V. - L'a. : Mais, si cela est, n’y a-t-il pas à craindre que les louanges, dont vous comblez la philosophie, ne soient bien mal fondées ? Car, puisque ses plus habiles maîtres ne sont pas toujours d’honnêtes gens, ne s’ensuit-il pas de là qu’elle n’est bonne a rien ?

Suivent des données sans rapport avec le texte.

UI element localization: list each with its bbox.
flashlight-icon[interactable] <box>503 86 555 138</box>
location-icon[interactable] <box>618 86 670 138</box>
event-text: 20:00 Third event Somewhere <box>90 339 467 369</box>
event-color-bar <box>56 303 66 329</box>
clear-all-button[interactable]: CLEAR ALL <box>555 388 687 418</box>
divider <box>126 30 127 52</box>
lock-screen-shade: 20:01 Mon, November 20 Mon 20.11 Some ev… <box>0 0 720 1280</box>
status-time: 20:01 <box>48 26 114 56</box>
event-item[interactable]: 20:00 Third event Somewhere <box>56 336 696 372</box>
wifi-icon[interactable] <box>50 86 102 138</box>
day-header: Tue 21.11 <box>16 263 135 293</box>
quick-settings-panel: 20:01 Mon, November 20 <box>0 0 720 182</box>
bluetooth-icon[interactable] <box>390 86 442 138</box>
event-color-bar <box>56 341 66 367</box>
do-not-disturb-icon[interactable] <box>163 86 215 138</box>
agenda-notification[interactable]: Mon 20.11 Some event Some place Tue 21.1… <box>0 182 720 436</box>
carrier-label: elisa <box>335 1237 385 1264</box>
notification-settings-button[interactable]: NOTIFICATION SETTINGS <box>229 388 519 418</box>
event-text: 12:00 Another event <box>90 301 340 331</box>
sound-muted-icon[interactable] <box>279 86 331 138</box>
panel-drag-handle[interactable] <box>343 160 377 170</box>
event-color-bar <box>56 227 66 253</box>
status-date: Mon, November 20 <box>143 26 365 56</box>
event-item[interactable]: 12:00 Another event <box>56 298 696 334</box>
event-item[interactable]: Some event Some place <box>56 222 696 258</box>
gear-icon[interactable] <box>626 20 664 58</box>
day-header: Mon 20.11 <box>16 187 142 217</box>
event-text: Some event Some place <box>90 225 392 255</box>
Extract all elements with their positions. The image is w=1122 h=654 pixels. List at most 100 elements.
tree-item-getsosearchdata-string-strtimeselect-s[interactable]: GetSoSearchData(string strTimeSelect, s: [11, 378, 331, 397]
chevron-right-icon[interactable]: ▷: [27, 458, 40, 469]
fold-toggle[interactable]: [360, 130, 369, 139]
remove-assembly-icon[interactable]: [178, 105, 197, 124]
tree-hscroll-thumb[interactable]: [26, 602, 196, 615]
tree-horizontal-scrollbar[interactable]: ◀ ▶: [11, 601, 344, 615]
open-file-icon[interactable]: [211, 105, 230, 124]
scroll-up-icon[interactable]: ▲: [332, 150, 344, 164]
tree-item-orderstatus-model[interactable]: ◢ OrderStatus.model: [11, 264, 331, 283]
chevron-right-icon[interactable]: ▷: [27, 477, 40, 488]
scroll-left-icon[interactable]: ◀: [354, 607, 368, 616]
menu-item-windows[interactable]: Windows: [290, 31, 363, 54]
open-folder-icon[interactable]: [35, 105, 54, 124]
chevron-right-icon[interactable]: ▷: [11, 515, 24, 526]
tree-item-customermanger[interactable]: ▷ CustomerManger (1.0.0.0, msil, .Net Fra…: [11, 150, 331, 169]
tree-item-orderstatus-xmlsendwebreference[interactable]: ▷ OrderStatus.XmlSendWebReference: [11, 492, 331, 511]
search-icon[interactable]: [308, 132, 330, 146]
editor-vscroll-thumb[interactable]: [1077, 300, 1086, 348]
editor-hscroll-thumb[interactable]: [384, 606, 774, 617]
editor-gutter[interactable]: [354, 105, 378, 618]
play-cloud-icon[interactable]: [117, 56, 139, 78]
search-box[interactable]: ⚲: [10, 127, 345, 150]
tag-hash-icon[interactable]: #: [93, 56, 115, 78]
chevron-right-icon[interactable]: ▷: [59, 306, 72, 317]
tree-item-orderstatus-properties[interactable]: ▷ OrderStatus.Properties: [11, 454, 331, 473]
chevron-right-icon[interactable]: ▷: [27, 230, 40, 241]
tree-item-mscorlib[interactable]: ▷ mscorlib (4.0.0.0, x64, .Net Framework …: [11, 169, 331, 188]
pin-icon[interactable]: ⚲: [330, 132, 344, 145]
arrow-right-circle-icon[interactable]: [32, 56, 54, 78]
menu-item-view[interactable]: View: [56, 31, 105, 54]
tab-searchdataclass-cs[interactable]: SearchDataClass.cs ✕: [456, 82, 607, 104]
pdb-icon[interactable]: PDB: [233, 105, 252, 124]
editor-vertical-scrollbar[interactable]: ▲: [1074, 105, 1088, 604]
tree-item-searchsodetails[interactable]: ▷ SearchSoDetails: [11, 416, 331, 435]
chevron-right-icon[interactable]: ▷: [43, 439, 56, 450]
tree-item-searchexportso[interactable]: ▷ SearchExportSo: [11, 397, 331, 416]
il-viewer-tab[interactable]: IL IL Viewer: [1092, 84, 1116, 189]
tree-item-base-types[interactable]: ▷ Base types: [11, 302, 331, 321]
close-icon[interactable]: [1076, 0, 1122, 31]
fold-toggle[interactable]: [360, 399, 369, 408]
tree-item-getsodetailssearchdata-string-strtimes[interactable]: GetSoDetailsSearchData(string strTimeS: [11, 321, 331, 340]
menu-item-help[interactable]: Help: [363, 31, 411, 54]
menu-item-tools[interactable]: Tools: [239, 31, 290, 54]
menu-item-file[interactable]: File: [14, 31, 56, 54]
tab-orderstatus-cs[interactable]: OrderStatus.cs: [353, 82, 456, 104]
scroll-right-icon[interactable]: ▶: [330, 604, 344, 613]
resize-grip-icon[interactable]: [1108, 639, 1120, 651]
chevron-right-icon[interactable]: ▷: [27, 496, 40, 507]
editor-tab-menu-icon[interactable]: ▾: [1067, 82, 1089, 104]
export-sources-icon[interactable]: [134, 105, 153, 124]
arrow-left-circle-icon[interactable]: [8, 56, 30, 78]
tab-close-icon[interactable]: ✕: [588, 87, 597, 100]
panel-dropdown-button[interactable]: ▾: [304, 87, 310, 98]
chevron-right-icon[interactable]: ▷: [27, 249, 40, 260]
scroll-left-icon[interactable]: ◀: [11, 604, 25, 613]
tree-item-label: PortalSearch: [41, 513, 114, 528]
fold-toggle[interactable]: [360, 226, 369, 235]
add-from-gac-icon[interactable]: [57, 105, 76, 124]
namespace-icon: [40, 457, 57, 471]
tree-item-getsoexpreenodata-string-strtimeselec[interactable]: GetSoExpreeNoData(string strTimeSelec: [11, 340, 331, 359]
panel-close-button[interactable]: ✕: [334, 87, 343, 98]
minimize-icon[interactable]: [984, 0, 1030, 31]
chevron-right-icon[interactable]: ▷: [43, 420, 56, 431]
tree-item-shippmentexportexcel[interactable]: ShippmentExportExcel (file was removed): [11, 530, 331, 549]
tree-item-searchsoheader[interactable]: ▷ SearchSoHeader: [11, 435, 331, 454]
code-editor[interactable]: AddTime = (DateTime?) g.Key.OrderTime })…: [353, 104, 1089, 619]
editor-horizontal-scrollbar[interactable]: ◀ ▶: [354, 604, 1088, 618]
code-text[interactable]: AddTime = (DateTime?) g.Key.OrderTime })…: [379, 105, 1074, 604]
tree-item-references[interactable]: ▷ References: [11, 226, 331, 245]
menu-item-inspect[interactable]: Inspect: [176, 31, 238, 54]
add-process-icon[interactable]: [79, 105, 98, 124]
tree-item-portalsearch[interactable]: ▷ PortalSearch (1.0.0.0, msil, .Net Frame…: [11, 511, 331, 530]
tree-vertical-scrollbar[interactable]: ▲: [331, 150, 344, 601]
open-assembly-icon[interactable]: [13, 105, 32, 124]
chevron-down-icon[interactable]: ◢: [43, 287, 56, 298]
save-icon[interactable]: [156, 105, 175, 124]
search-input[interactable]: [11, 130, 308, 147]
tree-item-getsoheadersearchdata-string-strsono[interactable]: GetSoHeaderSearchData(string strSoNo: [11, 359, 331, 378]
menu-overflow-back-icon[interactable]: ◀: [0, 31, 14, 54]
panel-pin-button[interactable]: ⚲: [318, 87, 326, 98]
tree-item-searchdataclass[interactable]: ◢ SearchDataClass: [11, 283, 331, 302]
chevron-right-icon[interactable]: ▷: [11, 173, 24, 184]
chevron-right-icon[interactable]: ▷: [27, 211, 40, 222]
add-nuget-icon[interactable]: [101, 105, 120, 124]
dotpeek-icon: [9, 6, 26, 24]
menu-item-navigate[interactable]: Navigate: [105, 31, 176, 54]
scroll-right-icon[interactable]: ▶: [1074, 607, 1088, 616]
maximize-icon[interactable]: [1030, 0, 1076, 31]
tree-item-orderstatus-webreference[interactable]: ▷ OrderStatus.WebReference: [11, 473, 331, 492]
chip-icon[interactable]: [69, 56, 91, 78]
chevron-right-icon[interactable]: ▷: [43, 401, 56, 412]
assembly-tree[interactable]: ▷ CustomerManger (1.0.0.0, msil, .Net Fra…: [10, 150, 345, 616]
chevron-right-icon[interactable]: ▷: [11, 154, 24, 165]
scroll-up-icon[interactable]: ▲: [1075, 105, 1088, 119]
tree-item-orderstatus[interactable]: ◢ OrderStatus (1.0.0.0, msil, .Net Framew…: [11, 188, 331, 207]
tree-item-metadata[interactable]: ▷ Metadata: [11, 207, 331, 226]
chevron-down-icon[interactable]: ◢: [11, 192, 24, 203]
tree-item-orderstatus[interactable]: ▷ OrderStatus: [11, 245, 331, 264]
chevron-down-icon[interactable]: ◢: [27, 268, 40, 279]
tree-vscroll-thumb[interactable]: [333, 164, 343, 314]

- C. : On aurait tort de conclure ainsi. Car, de même que tous les champs, quoique cultivés, ne rapportent pas, et qu’il n’est point vrai, comme l’a dit un de nos poètes [Lucius Accius],
Que de soi le bon grain, sans besoin d’aliment,
Dans un champ, même ingrat, sait croître heureusement ;
de même, tous les esprits, quoique cultivés, ne fructifient point. Et, pour continuer ma comparaison, je dis qu’il en est d’une âme heureusement née, comme d’une bonne terre ; qu’avec leur bonté naturelle, l’une et l’autre ont encore besoin de culture, si l’on veut qu’elles rapportent. Or la culture de l’âme, c’est la philosophie. Elle déracine les vices, elle prépare l’âme à recevoir de nouvelles semences, elle les y jette, les y fait germer ; et avec le temps il s’y trouve abondance de fruits. Remettons-nous donc à philosopher, comme nous faisions hier ; et, si bon vous semble, proposez-moi le sujet."
Cicéron, Tusculanes, Livre II, IV-V, traduction sous la supervision de Jean Nisard.